The primary differences here are that:
- This implementation incorporates the activation function in the layer definition (the implementation above does it at the model level)  
- This implementation initializes the weights using the function glorot_init which is given below.

In [11]:
def glorot_init(input_dim, output_dim):
	init_range = np.sqrt(6.0/(input_dim + output_dim))
	initial = torch.rand(input_dim, output_dim)*2*init_range - init_range
	return nn.Parameter(initial)

Ref: https://jamesmccaffrey.wordpress.com/2017/06/21/neural-network-glorot-initialization/

The Glorot initialization method (also referred to as Xavier initialization) was proposed by Glorot and Bengio in 2010 (https://proceedings.mlr.press/v9/glorot10a/glorot10a.pdf). It is optimized for deep NNs that use ReLU activation. In normal weight activation, we set the weights and biases to uniform random values in the range [-0.01, +0.01]. But this does not work as well for deep NNs with ReLU activation. In this case, we use Glorot initialization which intializes each weight with a small Gaussian (or uniform) value with mean 0.0 and variance determined by the fan-in and fan-out of the weights. 

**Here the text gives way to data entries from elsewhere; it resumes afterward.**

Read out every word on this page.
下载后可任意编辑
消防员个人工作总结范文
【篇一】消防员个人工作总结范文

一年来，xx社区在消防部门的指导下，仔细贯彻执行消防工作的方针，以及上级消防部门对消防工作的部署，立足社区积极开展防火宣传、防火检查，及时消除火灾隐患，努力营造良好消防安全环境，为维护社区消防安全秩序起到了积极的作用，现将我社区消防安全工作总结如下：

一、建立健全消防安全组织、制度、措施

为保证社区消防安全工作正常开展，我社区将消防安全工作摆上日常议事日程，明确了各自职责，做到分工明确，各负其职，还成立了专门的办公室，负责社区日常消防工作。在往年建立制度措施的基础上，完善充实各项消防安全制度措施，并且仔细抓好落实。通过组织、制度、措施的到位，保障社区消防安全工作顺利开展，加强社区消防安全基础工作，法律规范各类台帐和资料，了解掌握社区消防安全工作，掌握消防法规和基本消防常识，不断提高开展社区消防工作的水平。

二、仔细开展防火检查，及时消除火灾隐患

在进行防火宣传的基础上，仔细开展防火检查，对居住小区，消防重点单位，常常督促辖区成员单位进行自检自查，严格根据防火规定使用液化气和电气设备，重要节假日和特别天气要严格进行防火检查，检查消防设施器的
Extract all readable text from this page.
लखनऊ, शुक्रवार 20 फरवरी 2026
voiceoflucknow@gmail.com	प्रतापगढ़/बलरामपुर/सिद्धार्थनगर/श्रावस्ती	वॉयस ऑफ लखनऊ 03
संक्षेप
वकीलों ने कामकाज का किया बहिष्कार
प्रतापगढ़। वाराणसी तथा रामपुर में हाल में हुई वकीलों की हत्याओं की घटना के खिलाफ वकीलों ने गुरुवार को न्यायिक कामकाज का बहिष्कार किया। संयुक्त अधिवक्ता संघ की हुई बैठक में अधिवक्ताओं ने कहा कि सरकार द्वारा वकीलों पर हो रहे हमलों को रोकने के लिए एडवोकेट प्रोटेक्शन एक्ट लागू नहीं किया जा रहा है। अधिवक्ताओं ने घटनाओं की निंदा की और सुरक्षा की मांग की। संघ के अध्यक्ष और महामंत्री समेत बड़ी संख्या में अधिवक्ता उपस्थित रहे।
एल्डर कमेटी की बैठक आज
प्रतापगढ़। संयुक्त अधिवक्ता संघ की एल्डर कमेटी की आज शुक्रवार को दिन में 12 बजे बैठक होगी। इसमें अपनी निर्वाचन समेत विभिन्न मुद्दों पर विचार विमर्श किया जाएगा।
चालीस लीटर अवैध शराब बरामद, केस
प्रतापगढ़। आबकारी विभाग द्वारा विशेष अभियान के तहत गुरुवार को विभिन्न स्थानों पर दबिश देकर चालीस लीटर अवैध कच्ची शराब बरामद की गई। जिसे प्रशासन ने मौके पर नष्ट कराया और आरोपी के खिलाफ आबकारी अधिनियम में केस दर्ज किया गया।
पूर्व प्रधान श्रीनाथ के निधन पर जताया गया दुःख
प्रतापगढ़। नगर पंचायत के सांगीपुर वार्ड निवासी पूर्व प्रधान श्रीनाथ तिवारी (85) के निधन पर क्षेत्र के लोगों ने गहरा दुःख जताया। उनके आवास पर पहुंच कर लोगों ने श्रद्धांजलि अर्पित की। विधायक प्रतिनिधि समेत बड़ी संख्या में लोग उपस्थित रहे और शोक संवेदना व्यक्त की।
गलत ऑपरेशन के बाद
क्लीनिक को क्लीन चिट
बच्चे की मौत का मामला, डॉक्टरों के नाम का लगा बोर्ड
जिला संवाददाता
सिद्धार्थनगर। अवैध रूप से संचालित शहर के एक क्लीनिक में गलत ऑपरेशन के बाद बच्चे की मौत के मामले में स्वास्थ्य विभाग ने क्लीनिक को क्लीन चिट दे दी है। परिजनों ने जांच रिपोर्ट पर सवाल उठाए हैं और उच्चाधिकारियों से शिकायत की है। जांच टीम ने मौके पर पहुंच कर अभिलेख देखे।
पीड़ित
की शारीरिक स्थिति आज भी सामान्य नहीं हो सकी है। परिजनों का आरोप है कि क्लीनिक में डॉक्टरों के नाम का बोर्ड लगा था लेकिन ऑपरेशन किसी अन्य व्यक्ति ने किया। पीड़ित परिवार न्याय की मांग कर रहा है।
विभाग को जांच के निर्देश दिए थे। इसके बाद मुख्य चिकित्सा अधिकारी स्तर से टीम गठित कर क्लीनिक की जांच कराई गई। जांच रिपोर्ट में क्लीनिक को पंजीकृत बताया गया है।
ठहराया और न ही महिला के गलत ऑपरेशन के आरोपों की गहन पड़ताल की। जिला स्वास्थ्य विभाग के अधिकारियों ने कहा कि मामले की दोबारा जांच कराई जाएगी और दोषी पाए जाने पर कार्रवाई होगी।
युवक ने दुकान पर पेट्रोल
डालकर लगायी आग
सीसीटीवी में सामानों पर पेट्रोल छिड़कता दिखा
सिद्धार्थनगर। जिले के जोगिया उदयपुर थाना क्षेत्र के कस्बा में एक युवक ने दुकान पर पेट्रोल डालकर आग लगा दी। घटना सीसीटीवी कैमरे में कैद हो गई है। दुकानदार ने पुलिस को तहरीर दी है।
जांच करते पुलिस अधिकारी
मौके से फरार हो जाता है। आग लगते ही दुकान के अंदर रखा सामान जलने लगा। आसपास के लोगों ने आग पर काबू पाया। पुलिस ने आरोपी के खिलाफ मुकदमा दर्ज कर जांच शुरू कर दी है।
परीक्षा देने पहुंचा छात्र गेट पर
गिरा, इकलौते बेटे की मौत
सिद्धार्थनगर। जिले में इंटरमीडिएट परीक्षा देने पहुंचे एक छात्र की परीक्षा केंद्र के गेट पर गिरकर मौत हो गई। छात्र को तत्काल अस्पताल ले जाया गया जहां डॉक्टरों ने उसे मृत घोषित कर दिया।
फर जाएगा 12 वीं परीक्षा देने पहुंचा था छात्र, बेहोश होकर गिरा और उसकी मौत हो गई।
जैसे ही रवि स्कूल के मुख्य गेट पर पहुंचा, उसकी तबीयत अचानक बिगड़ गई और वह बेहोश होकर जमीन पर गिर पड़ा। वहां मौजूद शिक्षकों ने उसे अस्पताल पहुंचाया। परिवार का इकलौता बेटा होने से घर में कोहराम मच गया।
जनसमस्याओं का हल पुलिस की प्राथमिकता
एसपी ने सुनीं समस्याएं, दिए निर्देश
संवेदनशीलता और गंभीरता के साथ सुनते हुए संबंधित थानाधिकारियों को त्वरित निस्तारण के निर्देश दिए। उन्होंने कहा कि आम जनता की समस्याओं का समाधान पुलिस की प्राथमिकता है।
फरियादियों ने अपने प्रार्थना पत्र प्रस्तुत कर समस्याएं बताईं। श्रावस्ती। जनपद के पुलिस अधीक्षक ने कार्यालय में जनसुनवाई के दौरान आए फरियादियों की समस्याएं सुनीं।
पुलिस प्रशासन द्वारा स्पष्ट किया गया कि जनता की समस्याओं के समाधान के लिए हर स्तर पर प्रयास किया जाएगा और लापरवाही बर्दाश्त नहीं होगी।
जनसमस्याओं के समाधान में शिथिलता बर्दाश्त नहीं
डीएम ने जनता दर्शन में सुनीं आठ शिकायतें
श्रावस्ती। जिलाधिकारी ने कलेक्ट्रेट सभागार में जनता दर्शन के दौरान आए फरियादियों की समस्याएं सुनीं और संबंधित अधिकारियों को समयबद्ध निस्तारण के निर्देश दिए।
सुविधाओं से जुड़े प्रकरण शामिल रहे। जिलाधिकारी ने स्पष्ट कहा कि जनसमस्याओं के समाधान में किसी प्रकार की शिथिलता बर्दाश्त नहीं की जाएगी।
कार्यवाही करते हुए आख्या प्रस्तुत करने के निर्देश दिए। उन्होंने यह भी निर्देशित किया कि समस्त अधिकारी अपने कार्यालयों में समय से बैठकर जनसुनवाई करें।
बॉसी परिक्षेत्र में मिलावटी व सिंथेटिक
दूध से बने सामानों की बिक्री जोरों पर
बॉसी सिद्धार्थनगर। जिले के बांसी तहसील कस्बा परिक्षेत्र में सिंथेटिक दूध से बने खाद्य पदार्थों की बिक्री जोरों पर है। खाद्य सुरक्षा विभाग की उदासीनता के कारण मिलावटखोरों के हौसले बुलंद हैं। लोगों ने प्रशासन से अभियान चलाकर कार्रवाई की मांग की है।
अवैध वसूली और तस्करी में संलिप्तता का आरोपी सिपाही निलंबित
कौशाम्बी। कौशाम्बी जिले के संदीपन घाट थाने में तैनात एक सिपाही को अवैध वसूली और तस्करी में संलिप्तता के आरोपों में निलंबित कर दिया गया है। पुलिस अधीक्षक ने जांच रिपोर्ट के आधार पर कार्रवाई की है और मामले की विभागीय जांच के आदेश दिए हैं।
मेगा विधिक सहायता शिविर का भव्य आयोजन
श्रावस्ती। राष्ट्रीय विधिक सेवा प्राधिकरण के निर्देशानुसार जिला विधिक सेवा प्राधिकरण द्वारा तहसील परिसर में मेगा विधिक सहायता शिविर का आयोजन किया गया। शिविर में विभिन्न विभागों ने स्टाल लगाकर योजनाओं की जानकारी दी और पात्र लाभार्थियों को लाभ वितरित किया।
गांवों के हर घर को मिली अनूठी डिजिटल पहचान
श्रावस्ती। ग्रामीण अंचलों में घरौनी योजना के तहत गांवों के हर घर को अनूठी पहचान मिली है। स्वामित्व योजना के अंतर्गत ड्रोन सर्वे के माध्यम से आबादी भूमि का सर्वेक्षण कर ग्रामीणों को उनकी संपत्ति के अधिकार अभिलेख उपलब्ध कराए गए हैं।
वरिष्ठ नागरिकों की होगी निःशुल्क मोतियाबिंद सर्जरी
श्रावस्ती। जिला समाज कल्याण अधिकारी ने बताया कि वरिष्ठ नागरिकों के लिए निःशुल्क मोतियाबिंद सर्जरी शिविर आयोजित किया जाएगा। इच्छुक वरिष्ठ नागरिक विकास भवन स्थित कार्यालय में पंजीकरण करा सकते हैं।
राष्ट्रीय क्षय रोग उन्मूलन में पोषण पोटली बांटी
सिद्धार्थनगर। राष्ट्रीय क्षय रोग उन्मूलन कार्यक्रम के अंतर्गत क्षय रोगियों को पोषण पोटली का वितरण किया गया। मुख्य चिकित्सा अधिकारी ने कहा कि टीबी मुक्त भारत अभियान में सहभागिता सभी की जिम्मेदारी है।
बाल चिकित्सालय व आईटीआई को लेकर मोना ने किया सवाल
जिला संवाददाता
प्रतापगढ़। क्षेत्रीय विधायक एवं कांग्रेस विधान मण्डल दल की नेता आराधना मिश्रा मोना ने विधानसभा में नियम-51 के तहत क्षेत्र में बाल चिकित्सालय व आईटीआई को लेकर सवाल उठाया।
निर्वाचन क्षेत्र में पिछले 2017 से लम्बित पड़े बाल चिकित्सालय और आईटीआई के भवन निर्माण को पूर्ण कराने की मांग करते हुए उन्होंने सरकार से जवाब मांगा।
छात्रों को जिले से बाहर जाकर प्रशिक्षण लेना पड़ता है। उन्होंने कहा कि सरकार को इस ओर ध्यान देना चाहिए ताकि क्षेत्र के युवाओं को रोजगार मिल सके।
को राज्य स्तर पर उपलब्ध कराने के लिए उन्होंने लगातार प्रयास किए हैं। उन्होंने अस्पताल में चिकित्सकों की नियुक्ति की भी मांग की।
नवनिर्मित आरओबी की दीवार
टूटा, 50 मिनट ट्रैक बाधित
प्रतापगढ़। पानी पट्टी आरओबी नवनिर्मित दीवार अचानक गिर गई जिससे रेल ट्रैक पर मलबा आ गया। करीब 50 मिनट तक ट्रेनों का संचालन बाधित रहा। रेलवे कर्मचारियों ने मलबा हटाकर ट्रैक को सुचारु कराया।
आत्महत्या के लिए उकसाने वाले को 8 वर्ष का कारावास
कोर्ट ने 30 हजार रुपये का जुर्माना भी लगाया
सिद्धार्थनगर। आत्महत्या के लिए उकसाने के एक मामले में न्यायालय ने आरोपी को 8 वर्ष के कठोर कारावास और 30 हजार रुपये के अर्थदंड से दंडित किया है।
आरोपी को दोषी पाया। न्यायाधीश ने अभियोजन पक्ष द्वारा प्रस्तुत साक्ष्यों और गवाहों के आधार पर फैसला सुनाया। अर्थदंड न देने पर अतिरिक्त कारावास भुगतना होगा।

Fan-in and fan-out refer to the number of input nodes and output nodes/hidden nodes that the weights map to. If you are using the Gaussian distribution with Glorot, then you would compute: 

$$\sigma = \sqrt{\frac{2}{\text{fan-in} + \text{fan-out}}}$$
$$\text{weight} = \mathcal{N}(\mu = 0.0, \sigma)$$

If instead you were doing Glorot initialization with Uniform distribution (as we are above) then you would compute: 

$$\sigma = \sqrt{\frac{6}{\text{fan-in} + \text{fan-out}}}$$
$$\text{weight} = \mathcal{N}(\mu = 0.0, \sigma)$$